Being infected with E. hystolitica feels like food poisoning, but is easily squashed by antibiotics. T. trichiura or human whipworm is food poisoning on steroids. These tiny monsters chew away at intestinal tissue and lay their eggs in the colon before exiting with the stool and getting flushed. Those eggs hatch into more worms, which perpetuate the cycle by mating and laying eggs before they go down the drain. The creepy sensation of something gnawing at your guts should not be ignored, and they can even cause cysts in the intestine if too many of them are partying in there. The only way to exterminate these things is a combination of powerful anti-parasitics that make you feel zombified.*

Meaning, people who lived during the Middle Ages must have really suffered without modern medicine, having to rely on tonics and elixirs that were mostly snake oil.

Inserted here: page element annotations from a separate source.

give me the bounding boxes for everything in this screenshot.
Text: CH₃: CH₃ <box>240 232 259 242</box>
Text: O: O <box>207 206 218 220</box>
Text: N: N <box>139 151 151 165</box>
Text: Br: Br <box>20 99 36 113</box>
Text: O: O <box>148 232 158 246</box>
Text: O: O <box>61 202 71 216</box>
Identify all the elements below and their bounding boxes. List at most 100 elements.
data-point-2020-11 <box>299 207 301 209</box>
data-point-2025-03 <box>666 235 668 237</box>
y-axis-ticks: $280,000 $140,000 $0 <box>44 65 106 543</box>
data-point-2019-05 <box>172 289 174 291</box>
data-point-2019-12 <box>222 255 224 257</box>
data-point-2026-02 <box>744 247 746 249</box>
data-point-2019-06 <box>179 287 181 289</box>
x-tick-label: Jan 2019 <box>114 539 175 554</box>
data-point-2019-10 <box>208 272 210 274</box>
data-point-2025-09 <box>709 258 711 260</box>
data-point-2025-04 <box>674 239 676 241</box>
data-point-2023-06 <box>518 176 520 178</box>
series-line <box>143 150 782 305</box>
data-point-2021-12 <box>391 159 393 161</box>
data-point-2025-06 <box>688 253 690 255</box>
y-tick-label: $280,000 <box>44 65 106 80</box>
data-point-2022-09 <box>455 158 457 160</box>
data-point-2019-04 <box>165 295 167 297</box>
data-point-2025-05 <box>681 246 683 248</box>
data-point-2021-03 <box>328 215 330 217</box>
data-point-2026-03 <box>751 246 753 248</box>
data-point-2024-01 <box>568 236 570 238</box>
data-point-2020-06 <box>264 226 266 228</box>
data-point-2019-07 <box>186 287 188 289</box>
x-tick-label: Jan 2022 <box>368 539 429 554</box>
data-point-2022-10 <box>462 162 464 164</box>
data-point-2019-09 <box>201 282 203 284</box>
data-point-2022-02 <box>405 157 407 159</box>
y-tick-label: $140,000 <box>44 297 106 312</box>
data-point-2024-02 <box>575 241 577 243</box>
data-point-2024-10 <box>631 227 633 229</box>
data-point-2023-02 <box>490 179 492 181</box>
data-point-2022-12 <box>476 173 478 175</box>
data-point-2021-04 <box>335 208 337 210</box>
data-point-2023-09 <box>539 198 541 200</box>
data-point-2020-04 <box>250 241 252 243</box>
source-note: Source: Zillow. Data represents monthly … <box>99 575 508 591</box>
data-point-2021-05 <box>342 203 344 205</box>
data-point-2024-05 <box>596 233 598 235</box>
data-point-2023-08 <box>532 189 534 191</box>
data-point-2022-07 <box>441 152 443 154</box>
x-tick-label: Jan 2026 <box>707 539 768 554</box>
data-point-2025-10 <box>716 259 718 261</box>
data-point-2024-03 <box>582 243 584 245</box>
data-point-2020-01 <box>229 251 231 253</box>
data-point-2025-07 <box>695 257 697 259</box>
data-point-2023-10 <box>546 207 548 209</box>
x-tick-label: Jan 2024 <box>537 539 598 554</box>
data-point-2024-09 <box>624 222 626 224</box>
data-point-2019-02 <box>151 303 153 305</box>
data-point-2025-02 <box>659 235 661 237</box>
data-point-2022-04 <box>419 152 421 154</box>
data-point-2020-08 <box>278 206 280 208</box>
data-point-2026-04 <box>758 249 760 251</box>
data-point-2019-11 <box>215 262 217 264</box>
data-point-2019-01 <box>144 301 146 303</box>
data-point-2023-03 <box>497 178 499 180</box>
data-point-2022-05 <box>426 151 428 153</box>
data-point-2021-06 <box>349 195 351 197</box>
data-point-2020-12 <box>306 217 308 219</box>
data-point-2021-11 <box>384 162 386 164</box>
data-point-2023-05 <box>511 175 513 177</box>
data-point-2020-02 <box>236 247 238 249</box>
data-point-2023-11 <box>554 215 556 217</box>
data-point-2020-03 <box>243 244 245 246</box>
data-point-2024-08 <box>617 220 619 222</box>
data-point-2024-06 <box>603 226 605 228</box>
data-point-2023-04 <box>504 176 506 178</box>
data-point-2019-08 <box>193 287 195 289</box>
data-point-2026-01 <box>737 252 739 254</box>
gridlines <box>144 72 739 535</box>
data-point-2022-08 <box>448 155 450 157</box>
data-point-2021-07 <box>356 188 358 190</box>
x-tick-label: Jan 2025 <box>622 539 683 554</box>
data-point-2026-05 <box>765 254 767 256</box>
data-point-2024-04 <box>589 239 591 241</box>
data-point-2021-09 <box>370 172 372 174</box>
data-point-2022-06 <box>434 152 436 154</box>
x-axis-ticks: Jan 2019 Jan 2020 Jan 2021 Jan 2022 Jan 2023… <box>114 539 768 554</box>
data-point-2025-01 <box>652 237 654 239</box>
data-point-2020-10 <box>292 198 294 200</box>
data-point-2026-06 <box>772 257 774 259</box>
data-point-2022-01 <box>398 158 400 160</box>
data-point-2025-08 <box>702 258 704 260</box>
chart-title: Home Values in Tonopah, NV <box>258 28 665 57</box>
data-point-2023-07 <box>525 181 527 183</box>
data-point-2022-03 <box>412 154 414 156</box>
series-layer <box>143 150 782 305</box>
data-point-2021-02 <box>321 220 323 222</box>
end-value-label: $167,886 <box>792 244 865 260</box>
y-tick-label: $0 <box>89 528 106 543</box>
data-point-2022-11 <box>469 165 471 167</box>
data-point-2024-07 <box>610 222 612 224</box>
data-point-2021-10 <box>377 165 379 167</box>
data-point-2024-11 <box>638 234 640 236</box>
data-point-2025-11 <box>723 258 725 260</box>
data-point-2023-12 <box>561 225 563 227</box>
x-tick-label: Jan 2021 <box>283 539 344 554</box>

The most reliable method of unearthing parasites was morphology. Being able to see parasitic worms or their eggs made them immediately obvious, though some species lay extremely similar eggs. Even then, the scientists may have not gotten the most accurate read on which of these parasites were the most common because some eggs are extremely fragile and cannot survive so many centuries sitting at the bottom of what once passed for a toilet.

Visibility was out of the question for eukaryotic pathogens. Eurkaryotes are microbes whose cell structure includes a nucleus with a membrane. Such pathogenic organisms, like protozoa, could not be seen with light microscopy, so the research team had to rely on genetic data. What may be surprising is that there was no more of any bacterial gut species in one city than the other. Non-parasitic Ruminococcus bromii, which break down starch in the colon, were the most common bacteria found across microbiomes. This could either mean that they were really abundant or that other species with higher populations could have broken down over time.

“It is plausible that DNA fragments of eukaryotic parasites…were not identifiable using current databases, because they belong to portions of the genome that have not yet been assembled,” Bos said.

Medieval microbiomes also turned out to be very different from modern human microbiomes. When you start cooking your food more thoroughly and spraying disinfectant all over the place, not to mention getting caught in the fast food trap we are all susceptible to, things inside are going to change. Further study of both these and other cesspits could tell us past habits that could possibly help with the most pervasive gut issues we face now.

So, should you listen to those commercials and take a probiotic? There is actually no definite answer for that, but to escape parasites, be sure to check reviews on questionable restaurants and send back anything that looks suspicious.